Additional Observations:

  • svankmajerI should note that, for all my Švankmajeric needs, I’m working from the British Film Institute‘s fabulous DVD collection, Jan Švankmajer: The Complete Short Films. Hats off to the BFI: they’ve really raised their game in the past few years and fully embraced the potential of DVD. This 3-disc set compiles all of the director’s short films (the clue is in the title) and wraps them up with three hours of extra stuff, including “a bonus short, Johanes Doktor Faust (1958); the original 54-minute version of The Cabinet of Jan Svankmajer (1984) with a brand new introduction by the Quay Brothers; the French documentary Les Chimres des Svankmajer (2001); interviews with Jan and Eva Svankmajer and examples of their work in other media. There’s also a chance to see some Svankmajer special effects, created for commercial Czech features when he was banned from making his own films. The 54-page booklet includes an introduction to Svankmajer by Michael O’Pray; detailed film notes by Michael Brooke, Simon Field, Michael O’Pray, Julian Petley, A.L. Rees and Philip Strick; notes on the extras and much more.”
  • Although he’s not primarily concerned with a continuity style in this or most of his other films, note that Švankmajer uses the chandelier to lodge the film in a coherent space. It is there in many shots,  and although its exact position changes, it is either in the left or the right of the frame to indicate which magician is performing, formalising the adversarial divide between them, and finally in the middle in that shot of the final handshake: at this point it stresses the symmetrical detente of the reluctant, stalemated truce.
  • What are we to make of the beetle that crawls through the film, oblivious to the increasingly pugilistic contest until it is shown dead in the final shot? It can be seen on the magicians’ faces and inside their skulls like a nagging idea, but is apparently a casualty of the limb-tearing showdown. Insects are nature’s automata, machinic little things with rigid bodies and seemingly clockwork gait. But next to the hard-headed puppet conjurors on show in this film, the beetle is the most vivid, enlivened thing on display. Paul Wells calls it “the catalyst by which the interface between man and machine fails”, adding that it serves as “a narrational provocateur by which Svankmajer could reveal the rebellion in the construction of the contemporary body”. I don’t think I can say it any better than that.
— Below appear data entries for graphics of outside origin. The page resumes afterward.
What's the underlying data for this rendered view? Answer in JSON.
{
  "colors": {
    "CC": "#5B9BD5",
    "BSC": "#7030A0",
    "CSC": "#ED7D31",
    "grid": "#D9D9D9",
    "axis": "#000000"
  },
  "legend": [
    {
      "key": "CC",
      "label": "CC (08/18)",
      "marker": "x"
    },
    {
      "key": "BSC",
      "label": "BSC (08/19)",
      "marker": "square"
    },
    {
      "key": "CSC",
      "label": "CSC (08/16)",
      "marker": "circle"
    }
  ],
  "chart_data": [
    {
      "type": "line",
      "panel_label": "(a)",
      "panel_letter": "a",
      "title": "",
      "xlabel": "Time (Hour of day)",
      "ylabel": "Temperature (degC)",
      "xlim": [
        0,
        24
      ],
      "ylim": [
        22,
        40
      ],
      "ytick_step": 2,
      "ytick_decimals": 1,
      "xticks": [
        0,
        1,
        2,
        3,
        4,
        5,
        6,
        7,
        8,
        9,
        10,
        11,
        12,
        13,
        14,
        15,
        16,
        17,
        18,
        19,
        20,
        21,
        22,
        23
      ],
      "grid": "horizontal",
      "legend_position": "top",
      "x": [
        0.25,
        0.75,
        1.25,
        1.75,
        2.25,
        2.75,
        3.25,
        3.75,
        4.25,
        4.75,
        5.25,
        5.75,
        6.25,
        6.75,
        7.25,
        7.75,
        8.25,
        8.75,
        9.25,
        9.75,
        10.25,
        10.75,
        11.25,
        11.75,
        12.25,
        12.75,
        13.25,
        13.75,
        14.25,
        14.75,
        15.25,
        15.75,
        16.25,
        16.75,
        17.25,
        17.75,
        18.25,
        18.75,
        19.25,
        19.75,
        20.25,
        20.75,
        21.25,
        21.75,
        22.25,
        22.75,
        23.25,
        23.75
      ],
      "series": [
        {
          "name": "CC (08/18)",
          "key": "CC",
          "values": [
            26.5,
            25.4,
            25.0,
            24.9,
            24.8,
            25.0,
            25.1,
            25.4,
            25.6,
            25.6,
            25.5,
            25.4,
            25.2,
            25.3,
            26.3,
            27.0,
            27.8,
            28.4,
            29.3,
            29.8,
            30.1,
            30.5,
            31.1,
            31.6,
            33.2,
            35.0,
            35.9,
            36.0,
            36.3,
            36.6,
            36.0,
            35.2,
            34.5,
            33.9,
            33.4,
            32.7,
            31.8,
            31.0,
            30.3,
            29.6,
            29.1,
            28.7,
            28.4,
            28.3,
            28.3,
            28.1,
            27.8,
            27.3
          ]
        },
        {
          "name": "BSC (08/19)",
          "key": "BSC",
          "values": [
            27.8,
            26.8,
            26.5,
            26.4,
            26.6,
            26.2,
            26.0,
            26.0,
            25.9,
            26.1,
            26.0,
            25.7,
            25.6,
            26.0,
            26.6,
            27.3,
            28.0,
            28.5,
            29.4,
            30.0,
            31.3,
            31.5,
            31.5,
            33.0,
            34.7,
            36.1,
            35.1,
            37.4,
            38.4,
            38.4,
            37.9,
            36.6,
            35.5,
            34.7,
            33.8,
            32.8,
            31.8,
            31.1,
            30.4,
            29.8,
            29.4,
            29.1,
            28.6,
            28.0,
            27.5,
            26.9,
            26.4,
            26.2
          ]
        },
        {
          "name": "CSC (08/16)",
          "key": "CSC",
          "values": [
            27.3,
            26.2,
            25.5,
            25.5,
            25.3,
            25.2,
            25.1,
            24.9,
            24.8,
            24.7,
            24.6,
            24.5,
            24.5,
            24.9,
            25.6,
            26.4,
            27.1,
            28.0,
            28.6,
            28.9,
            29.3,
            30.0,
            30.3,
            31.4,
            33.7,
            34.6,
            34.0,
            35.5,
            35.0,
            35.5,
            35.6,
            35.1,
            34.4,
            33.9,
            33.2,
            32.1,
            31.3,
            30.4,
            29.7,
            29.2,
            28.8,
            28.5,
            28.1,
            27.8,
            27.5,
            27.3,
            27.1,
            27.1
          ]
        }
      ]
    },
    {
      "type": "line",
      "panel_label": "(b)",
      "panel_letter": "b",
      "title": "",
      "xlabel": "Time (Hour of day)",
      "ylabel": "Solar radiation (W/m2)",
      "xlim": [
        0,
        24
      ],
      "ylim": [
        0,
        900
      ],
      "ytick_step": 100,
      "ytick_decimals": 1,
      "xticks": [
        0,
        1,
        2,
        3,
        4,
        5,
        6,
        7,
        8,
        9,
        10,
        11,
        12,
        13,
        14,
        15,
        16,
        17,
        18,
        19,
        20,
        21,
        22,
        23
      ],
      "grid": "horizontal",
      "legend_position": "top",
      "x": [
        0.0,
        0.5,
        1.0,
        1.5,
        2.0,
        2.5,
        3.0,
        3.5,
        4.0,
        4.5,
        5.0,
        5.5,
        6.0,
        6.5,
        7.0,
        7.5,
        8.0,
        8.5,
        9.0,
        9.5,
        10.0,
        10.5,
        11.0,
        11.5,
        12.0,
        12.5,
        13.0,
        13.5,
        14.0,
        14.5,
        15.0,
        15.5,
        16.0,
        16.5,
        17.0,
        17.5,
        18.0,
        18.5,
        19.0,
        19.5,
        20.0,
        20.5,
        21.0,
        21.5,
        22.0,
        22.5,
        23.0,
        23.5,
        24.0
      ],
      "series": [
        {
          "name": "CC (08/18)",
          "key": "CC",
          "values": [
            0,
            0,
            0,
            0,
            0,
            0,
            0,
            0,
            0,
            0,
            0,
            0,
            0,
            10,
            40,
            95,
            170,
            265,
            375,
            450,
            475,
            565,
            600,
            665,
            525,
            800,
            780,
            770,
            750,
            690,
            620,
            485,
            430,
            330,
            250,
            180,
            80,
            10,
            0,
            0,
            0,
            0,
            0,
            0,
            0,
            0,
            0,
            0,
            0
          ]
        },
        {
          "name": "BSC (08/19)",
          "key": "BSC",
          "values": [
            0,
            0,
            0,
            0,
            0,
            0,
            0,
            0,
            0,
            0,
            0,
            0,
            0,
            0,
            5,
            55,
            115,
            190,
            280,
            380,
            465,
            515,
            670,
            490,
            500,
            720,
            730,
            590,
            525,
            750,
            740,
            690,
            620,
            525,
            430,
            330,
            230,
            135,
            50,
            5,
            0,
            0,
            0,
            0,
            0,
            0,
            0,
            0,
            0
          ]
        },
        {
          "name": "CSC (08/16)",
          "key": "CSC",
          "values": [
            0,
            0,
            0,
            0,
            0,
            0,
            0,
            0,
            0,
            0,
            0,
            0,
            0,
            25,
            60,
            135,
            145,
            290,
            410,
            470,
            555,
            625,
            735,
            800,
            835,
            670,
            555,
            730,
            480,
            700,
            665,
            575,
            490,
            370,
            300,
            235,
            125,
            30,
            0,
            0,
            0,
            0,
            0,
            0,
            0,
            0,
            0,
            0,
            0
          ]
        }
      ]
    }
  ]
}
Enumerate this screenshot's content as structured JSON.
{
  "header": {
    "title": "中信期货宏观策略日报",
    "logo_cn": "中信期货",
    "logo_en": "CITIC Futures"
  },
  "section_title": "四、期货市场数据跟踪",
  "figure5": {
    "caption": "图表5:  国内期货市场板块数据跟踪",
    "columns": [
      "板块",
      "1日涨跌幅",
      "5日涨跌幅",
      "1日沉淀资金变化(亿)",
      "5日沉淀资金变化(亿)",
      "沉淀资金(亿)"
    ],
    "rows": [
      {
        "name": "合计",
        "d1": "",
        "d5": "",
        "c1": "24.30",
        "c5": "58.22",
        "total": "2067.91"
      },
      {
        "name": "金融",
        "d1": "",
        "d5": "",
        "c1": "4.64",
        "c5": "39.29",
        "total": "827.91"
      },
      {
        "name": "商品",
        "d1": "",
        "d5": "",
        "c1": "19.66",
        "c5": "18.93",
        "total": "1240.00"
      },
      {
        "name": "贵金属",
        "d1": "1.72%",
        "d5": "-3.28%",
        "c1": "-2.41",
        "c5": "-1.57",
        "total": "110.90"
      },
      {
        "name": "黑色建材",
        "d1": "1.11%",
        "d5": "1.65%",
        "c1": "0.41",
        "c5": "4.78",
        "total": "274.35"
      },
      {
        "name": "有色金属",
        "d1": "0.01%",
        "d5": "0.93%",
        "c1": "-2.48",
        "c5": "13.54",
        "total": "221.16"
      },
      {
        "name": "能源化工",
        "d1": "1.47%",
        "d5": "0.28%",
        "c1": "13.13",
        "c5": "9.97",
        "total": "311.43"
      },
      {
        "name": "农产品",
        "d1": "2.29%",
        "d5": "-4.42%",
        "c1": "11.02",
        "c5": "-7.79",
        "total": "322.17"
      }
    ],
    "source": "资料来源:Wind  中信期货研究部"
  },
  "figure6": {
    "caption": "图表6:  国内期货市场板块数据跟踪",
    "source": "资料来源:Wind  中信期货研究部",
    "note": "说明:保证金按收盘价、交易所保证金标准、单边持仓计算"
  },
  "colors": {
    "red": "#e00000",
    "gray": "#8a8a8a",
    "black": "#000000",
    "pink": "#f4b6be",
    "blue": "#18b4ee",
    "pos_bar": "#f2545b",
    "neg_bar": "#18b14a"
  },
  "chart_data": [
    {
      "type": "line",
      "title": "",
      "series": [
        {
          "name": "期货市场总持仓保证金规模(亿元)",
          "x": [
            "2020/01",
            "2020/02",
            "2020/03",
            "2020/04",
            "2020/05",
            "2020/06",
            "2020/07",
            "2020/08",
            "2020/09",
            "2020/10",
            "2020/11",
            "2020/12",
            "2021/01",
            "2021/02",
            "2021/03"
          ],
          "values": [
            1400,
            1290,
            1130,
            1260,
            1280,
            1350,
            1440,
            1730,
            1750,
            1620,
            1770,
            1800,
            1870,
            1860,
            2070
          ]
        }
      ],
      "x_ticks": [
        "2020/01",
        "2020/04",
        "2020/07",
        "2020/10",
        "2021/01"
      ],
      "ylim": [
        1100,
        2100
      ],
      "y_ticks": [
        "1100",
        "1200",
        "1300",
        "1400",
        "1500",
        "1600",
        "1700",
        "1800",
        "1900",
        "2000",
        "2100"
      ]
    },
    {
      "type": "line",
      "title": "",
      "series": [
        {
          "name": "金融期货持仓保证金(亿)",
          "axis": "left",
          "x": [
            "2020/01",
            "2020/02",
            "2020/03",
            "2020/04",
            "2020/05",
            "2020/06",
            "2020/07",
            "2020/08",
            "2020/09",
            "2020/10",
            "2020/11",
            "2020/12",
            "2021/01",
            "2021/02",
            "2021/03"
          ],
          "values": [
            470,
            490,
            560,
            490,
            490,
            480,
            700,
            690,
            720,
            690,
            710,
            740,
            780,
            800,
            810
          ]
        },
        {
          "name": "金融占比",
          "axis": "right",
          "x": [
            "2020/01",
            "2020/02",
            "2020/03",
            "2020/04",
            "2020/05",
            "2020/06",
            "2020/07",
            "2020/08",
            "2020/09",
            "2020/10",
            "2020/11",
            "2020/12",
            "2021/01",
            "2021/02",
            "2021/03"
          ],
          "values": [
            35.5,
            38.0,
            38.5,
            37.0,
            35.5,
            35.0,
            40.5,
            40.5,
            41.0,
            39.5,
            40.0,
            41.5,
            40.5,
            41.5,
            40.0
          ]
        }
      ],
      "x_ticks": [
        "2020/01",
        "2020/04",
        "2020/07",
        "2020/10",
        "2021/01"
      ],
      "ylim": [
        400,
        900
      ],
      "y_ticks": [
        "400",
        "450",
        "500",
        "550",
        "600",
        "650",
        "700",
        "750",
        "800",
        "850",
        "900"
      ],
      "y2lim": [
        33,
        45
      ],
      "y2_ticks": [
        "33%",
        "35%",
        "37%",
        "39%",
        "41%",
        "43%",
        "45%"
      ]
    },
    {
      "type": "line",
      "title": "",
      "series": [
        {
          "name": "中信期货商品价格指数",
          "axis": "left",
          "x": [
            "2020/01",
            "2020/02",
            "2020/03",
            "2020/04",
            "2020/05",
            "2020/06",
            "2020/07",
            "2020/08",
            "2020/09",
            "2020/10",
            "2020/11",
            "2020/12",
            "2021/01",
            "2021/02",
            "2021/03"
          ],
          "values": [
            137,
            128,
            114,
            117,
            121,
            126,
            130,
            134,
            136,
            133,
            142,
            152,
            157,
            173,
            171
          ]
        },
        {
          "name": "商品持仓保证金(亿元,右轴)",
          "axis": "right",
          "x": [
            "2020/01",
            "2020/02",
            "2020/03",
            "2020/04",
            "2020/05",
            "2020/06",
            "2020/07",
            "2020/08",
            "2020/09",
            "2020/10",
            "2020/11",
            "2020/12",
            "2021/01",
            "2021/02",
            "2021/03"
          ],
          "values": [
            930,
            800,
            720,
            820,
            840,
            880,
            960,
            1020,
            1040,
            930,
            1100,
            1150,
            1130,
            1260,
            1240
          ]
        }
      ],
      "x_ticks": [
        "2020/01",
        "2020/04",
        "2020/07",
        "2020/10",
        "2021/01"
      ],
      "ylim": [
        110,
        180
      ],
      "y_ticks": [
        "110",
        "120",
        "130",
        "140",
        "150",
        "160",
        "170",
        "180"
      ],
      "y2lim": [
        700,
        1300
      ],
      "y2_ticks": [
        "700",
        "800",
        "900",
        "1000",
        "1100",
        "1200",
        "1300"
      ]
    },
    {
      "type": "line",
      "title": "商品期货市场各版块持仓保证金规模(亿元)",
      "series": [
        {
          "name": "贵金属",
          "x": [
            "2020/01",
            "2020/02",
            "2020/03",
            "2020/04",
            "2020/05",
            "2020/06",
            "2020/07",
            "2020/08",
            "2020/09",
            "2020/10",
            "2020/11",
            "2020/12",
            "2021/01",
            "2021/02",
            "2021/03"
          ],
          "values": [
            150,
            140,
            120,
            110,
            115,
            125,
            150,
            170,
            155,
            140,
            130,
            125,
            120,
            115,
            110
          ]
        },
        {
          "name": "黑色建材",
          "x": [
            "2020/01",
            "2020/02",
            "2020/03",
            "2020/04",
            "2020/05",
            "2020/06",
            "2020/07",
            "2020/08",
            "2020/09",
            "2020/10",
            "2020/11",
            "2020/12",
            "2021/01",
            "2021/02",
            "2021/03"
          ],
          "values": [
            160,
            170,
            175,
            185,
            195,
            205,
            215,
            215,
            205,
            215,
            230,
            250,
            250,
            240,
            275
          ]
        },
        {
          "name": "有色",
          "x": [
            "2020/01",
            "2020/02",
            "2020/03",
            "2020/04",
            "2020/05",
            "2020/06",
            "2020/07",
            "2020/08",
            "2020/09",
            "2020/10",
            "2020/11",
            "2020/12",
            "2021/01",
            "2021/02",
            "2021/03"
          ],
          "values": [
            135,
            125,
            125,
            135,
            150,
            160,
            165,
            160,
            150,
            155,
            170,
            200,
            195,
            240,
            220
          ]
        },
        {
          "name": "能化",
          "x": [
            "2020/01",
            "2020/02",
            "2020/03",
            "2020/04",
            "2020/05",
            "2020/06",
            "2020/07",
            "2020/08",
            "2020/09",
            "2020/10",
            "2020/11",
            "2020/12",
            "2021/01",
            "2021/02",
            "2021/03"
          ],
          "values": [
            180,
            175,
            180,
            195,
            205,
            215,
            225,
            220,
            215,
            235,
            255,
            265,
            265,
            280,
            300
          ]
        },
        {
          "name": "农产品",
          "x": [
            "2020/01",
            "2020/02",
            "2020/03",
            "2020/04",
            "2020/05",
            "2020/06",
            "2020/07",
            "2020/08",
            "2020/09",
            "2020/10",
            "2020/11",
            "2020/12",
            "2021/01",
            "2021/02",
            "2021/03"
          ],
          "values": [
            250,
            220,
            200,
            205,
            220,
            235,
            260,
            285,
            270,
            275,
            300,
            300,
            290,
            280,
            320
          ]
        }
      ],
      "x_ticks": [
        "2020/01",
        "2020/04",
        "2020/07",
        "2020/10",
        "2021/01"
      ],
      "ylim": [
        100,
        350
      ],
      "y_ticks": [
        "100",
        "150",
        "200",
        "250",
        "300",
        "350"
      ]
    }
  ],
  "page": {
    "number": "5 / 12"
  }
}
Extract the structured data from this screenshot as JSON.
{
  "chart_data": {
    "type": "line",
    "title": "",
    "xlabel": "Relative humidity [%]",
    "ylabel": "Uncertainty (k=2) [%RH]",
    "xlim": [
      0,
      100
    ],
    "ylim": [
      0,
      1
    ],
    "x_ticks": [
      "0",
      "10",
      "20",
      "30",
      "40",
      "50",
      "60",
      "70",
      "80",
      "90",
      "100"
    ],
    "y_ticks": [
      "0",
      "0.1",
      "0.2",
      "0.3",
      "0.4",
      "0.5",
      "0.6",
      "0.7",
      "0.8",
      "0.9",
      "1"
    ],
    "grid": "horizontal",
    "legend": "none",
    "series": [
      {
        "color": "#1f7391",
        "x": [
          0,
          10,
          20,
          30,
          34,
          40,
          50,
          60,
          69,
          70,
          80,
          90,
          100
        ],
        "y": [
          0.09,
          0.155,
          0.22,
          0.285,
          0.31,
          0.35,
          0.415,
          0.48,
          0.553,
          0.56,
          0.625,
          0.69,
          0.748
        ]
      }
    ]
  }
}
  • More from Paul Wells, whose article “Body Consciousness in the Films of Jan Svankmajer” (which you can find in Jayne Pilling’s A Reader in Animation Studies) is a typically lucid summary of how the director uses animation to articulate his sociopolitical theses about the place of the body in constituting the human subject in society: “Svankmajer uses the ritual of performance to suggest a model of difference only to imply that humankind will always fall prey to its own inability to properly reconcile the repeated failings and flaws of its evolutionary sensibility. The two magicians in The Last Trick are metaphors for Svankmajer’s social vision as it is played out through the contradiction inherent in the body as it is simultaneously liberated though art but mechanised by socio-cultural practice. Svankmajer’s quasi-surrealist approach represents the magician as a mechanism which possesses the inherent possibility of failing.”